Its board of directors agreed on 9 June to recommend buying 100% of Noor Bank after obtaining all regulatory approvals, a statement said.
The date and agenda for the general meeting of shareholders including the terms and details about the acquisition will be announced after the same has been approved by competent regulatory authorities.
Post the completion of the acquisition, Noor Bank’s operations will be integrated and consolidated within DIB.
Global hub for Islamic finance
Mohammed Al Shaibani, chairman of DIB, said it had outperformed the market in recent years and played “a pivotal role in establishing the UAE as a global hub for Islamic finance.

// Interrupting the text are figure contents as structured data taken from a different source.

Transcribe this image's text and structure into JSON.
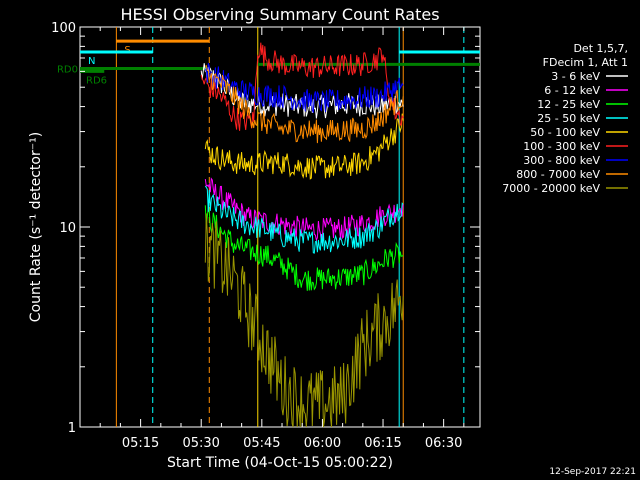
{
  "chart_data": {
    "type": "line",
    "title": "HESSI Observing Summary Count Rates",
    "xlabel": "Start Time (04-Oct-15 05:00:22)",
    "ylabel": "Count Rate (s⁻¹ detector⁻¹)",
    "x_unit": "minutes since 05:00",
    "xlim": [
      0,
      99
    ],
    "ylim": [
      1,
      100
    ],
    "y_scale": "log",
    "x_ticks": [
      {
        "value": 15,
        "label": "05:15"
      },
      {
        "value": 30,
        "label": "05:30"
      },
      {
        "value": 45,
        "label": "05:45"
      },
      {
        "value": 60,
        "label": "06:00"
      },
      {
        "value": 75,
        "label": "06:15"
      },
      {
        "value": 90,
        "label": "06:30"
      }
    ],
    "y_ticks": [
      {
        "value": 1,
        "label": "1"
      },
      {
        "value": 10,
        "label": "10"
      },
      {
        "value": 100,
        "label": "100"
      }
    ],
    "legend_header": [
      "Det 1,5,7,",
      "FDecim 1, Att 1"
    ],
    "legend_position": "right",
    "series": [
      {
        "name": "3 - 6 keV",
        "color": "#ffffff",
        "points": [
          [
            30,
            58
          ],
          [
            33,
            56
          ],
          [
            35,
            52
          ],
          [
            38,
            45
          ],
          [
            40,
            42
          ],
          [
            45,
            41
          ],
          [
            50,
            41
          ],
          [
            55,
            40
          ],
          [
            60,
            40
          ],
          [
            65,
            41
          ],
          [
            70,
            41
          ],
          [
            75,
            40
          ],
          [
            77,
            42
          ],
          [
            79,
            42
          ],
          [
            80,
            40
          ]
        ]
      },
      {
        "name": "6 - 12 keV",
        "color": "#ff00ff",
        "points": [
          [
            31,
            17
          ],
          [
            33,
            15
          ],
          [
            35,
            14
          ],
          [
            38,
            12.5
          ],
          [
            42,
            11
          ],
          [
            48,
            10.5
          ],
          [
            55,
            9.8
          ],
          [
            60,
            9.7
          ],
          [
            65,
            9.8
          ],
          [
            70,
            10.4
          ],
          [
            73,
            11
          ],
          [
            75,
            11.5
          ],
          [
            78,
            12
          ],
          [
            80,
            13
          ]
        ]
      },
      {
        "name": "12 - 25 keV",
        "color": "#00ff00",
        "points": [
          [
            31,
            11.5
          ],
          [
            33,
            10.5
          ],
          [
            35,
            9.5
          ],
          [
            38,
            8.2
          ],
          [
            42,
            7.6
          ],
          [
            46,
            7.2
          ],
          [
            50,
            6.5
          ],
          [
            55,
            5.5
          ],
          [
            60,
            5.5
          ],
          [
            65,
            5.6
          ],
          [
            70,
            5.8
          ],
          [
            74,
            6.5
          ],
          [
            76,
            7
          ],
          [
            78,
            7.2
          ],
          [
            80,
            7.2
          ]
        ]
      },
      {
        "name": "25 - 50 keV",
        "color": "#00ffff",
        "points": [
          [
            31,
            14
          ],
          [
            33,
            13
          ],
          [
            35,
            12
          ],
          [
            38,
            11
          ],
          [
            42,
            10.2
          ],
          [
            46,
            9.7
          ],
          [
            50,
            9
          ],
          [
            55,
            8.5
          ],
          [
            60,
            8.5
          ],
          [
            65,
            8.6
          ],
          [
            70,
            9
          ],
          [
            74,
            10
          ],
          [
            76,
            11
          ],
          [
            78,
            12
          ],
          [
            80,
            13
          ]
        ]
      },
      {
        "name": "50 - 100 keV",
        "color": "#ffd700",
        "points": [
          [
            31,
            25
          ],
          [
            33,
            23
          ],
          [
            35,
            22
          ],
          [
            38,
            21
          ],
          [
            42,
            20.5
          ],
          [
            46,
            21
          ],
          [
            50,
            21
          ],
          [
            55,
            20
          ],
          [
            60,
            19.8
          ],
          [
            65,
            20
          ],
          [
            70,
            21
          ],
          [
            74,
            24
          ],
          [
            76,
            27
          ],
          [
            78,
            30
          ],
          [
            80,
            34
          ]
        ]
      },
      {
        "name": "100 - 300 keV",
        "color": "#ff2020",
        "points": [
          [
            30,
            55
          ],
          [
            32,
            50
          ],
          [
            34,
            47
          ],
          [
            36,
            42
          ],
          [
            38,
            36
          ],
          [
            40,
            34
          ],
          [
            43,
            34
          ],
          [
            44,
            80
          ],
          [
            46,
            70
          ],
          [
            50,
            65
          ],
          [
            55,
            63
          ],
          [
            60,
            63
          ],
          [
            65,
            64
          ],
          [
            70,
            65
          ],
          [
            74,
            70
          ],
          [
            75,
            78
          ],
          [
            76,
            50
          ],
          [
            78,
            38
          ],
          [
            80,
            35
          ]
        ]
      },
      {
        "name": "300 - 800 keV",
        "color": "#0000ff",
        "points": [
          [
            31,
            60
          ],
          [
            33,
            57
          ],
          [
            35,
            55
          ],
          [
            38,
            50
          ],
          [
            40,
            48
          ],
          [
            45,
            46
          ],
          [
            50,
            45
          ],
          [
            55,
            43
          ],
          [
            60,
            42
          ],
          [
            65,
            43
          ],
          [
            70,
            44
          ],
          [
            74,
            45
          ],
          [
            76,
            47
          ],
          [
            78,
            50
          ],
          [
            80,
            51
          ]
        ]
      },
      {
        "name": "800 - 7000 keV",
        "color": "#ff8c00",
        "points": [
          [
            31,
            58
          ],
          [
            33,
            55
          ],
          [
            35,
            52
          ],
          [
            38,
            45
          ],
          [
            40,
            40
          ],
          [
            43,
            35
          ],
          [
            46,
            33
          ],
          [
            50,
            31
          ],
          [
            55,
            30.5
          ],
          [
            60,
            30
          ],
          [
            65,
            30.5
          ],
          [
            70,
            31
          ],
          [
            74,
            34
          ],
          [
            76,
            38
          ],
          [
            78,
            42
          ],
          [
            80,
            45
          ]
        ]
      },
      {
        "name": "7000 - 20000 keV",
        "color": "#9a9600",
        "points": [
          [
            31,
            8
          ],
          [
            33,
            7.5
          ],
          [
            35,
            6.5
          ],
          [
            38,
            5.5
          ],
          [
            41,
            4
          ],
          [
            44,
            3
          ],
          [
            47,
            2.2
          ],
          [
            50,
            1.6
          ],
          [
            55,
            1.3
          ],
          [
            60,
            1.3
          ],
          [
            65,
            1.4
          ],
          [
            68,
            2
          ],
          [
            70,
            2.5
          ],
          [
            73,
            3
          ],
          [
            76,
            3.5
          ],
          [
            78,
            4
          ],
          [
            80,
            4.5
          ]
        ]
      }
    ],
    "state_bars": [
      {
        "label": "S",
        "color": "#ff8c00",
        "y": 85,
        "x_start": 9,
        "x_end": 32
      },
      {
        "label": "N",
        "color": "#00ffff",
        "y": 75,
        "x_start": 0,
        "x_end": 18
      },
      {
        "label": "",
        "color": "#00ffff",
        "y": 75,
        "x_start": 79,
        "x_end": 99
      },
      {
        "label": "RD0",
        "color": "#008000",
        "y": 62,
        "x_start": 0,
        "x_end": 32
      },
      {
        "label": "",
        "color": "#008000",
        "y": 65,
        "x_start": 44,
        "x_end": 99
      },
      {
        "label": "RD6",
        "color": "#008000",
        "y": 60,
        "x_start": 0,
        "x_end": 6
      }
    ],
    "vertical_markers": [
      {
        "x": 9,
        "color": "#ff8c00",
        "style": "solid"
      },
      {
        "x": 18,
        "color": "#00ffff",
        "style": "dashed"
      },
      {
        "x": 32,
        "color": "#ff8c00",
        "style": "dashed"
      },
      {
        "x": 44,
        "color": "#ffd700",
        "style": "solid"
      },
      {
        "x": 79,
        "color": "#00ffff",
        "style": "solid"
      },
      {
        "x": 80,
        "color": "#ff8c00",
        "style": "solid"
      },
      {
        "x": 95,
        "color": "#00ffff",
        "style": "dashed"
      }
    ],
    "footer_date": "12-Sep-2017 22:21"
  }
}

This acquisition is another step in our plans to expand in the region and beyond.”
Dr Adnan Chilwan, group CEO of DIB, said: “The acquisition of Noor Bank is in line with our disciplined yet flexible growth strategy which strikes the perfect balance between market dynamics and shareholder interest.
“We have always been open to both organic and inorganic growth as long as profitability and returns are protected and this transaction is no different.
“The economics of the deal will allow us the opportunity to capitalize on synergies, notably cost efficiencies, digitization, product and business development and most importantly the customer experience.”
He added: “Islamic finance is increasingly acknowledged as a viable alternative to conventional banking and, through this acquisition, we believe that we can geometrically accelerate the growth and popularity of Shari’a compliant finance across the region and beyond.”